Testing for Databricks Connect for Scala

Note

This article covers Databricks Connect for Databricks Runtime 13.3 LTS and above.

This article describes how to run tests by using ScalaTest for Databricks Connect for Databricks Runtime 13.3 LTS and above. For more information about Databricks Connect, see Databricks Connect for Scala.

This information assumes that you have already installed Databricks Connect for Scala. See Install Databricks Connect for Scala.

You can run ScalaTest on local code that does not need a connection to a cluster in a remote Databricks workspace. For example, you might use ScalaTest to test your functions that accept and return DataFrame objects in local memory. To get started with ScalaTest and run it locally, see Getting started in the ScalaTest documentation.

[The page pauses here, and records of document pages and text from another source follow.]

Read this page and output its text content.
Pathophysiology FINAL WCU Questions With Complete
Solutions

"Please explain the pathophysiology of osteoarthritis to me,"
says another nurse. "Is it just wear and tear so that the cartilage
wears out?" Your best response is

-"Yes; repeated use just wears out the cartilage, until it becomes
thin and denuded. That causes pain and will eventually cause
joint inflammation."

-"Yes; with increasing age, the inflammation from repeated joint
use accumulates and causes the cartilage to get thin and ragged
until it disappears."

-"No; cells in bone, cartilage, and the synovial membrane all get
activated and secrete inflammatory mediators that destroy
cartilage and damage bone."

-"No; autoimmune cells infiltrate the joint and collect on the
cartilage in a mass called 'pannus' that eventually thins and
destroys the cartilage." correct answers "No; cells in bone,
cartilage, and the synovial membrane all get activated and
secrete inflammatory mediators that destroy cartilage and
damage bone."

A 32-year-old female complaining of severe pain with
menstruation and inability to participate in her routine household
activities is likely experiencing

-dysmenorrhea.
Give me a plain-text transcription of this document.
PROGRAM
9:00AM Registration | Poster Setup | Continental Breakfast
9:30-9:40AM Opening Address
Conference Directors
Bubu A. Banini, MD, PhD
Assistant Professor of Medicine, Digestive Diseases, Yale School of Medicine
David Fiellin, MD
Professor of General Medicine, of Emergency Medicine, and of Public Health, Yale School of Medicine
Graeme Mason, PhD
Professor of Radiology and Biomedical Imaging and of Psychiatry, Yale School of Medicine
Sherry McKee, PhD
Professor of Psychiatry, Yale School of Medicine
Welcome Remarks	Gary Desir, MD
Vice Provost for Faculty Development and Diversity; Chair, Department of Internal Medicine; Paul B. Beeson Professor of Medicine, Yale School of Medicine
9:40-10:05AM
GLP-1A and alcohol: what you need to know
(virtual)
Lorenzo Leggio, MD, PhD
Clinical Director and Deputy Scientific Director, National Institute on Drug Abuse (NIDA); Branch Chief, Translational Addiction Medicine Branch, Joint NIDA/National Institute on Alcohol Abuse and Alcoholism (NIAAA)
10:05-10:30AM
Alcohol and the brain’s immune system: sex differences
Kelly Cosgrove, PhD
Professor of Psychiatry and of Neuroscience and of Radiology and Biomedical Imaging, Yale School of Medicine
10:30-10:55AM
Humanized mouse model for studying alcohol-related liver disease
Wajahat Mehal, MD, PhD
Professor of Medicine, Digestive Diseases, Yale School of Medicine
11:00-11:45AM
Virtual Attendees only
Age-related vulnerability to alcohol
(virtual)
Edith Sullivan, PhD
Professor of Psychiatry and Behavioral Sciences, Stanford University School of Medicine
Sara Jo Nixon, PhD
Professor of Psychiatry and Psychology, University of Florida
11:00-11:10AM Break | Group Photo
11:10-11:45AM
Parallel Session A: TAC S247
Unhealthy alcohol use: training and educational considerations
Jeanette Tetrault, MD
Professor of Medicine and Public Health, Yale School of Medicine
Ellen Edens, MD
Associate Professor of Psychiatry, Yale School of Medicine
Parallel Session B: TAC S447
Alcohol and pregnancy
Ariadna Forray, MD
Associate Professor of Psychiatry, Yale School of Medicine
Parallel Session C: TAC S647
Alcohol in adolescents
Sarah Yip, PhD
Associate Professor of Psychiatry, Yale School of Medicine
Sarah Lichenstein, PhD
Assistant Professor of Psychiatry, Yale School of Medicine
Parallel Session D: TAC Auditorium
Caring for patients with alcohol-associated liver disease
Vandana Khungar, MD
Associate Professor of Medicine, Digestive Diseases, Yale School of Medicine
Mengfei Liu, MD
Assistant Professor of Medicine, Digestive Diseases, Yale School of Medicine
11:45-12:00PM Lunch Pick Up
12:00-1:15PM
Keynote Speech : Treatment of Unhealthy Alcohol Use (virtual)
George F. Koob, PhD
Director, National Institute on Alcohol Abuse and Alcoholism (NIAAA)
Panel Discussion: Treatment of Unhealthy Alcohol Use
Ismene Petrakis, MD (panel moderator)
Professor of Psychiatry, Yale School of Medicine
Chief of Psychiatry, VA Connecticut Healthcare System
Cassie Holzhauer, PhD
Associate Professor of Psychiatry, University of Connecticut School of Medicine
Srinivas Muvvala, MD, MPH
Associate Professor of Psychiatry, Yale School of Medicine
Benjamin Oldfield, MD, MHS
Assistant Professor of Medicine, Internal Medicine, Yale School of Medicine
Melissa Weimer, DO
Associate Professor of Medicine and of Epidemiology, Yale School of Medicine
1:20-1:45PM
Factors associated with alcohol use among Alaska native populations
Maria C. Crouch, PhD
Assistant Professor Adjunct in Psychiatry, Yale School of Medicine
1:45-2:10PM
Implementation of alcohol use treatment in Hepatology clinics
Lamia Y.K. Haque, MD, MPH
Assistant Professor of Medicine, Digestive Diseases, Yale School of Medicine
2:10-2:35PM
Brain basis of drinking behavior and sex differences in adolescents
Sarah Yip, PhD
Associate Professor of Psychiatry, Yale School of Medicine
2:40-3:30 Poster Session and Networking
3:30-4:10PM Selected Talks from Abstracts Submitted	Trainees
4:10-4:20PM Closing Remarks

For example, given the following file src/main/scala/NYCTaxiFunctions.scala containing a getSpark function that returns a SparkSession instance and a getTaxis function that returns a DataFrame representing the trips table in the samples catalog’s nyctaxi schema:

NYCTaxiFunctions.scala:

package org.example.application

import com.databricks.connect.DatabricksSession
import org.apache.spark.sql.{DataFrame, SparkSession}

class NYCTaxiFunctions {
  def getSpark: SparkSession = {
    DatabricksSession.builder().getOrCreate()
  }

  def getTaxis: DataFrame = {
    val spark = getSpark
    spark.read.table("samples.nyctaxi.trips")
  }
}

And given the following file src/main/scala/Main.scala that calls these getSpark and getTaxis functions:

Main.scala:

package org.example.application

object Main {
  def main(args: Array[String]): Unit = {
    val nycTaxiFunctions = new NYCTaxiFunctions()
    val df = nycTaxiFunctions.getTaxis

    df.show(5)
  }
}

The following file src/test/scala/NYCTaxiFunctionsTest.scala tests whether the getSpark function returns a SparkSession instance and whether the getTaxis function returns a DataFrame that contains at least one row of data:

NYCTaxiFunctionsTest.scala:

package org.example.application

import org.apache.spark.sql.SparkSession
import org.scalatest.flatspec.AnyFlatSpec
import org.scalatest.matchers.should.Matchers

class SparkSessionTypeTest extends AnyFlatSpec with Matchers {
  "The session" should "be of type SparkSession" in {
    val nycTaxiFunctions = new NYCTaxiFunctions()
    val spark = nycTaxiFunctions.getSpark
    spark shouldBe a [SparkSession]
  }
}

class GetTaxisRowCountTest extends AnyFlatSpec with Matchers {
  "The DataFrame" should "have at least one row" in {
    val nycTaxiFunctions = new NYCTaxiFunctions()
    val df = nycTaxiFunctions.getTaxis
    df.count() should be > (0L)
  }
}

To run these tests, see ScalaTest quick start or your IDE’s documentation. For example, for IntelliJ IDEA, see Test Scala applications in the IntelliJ IDEA documentation.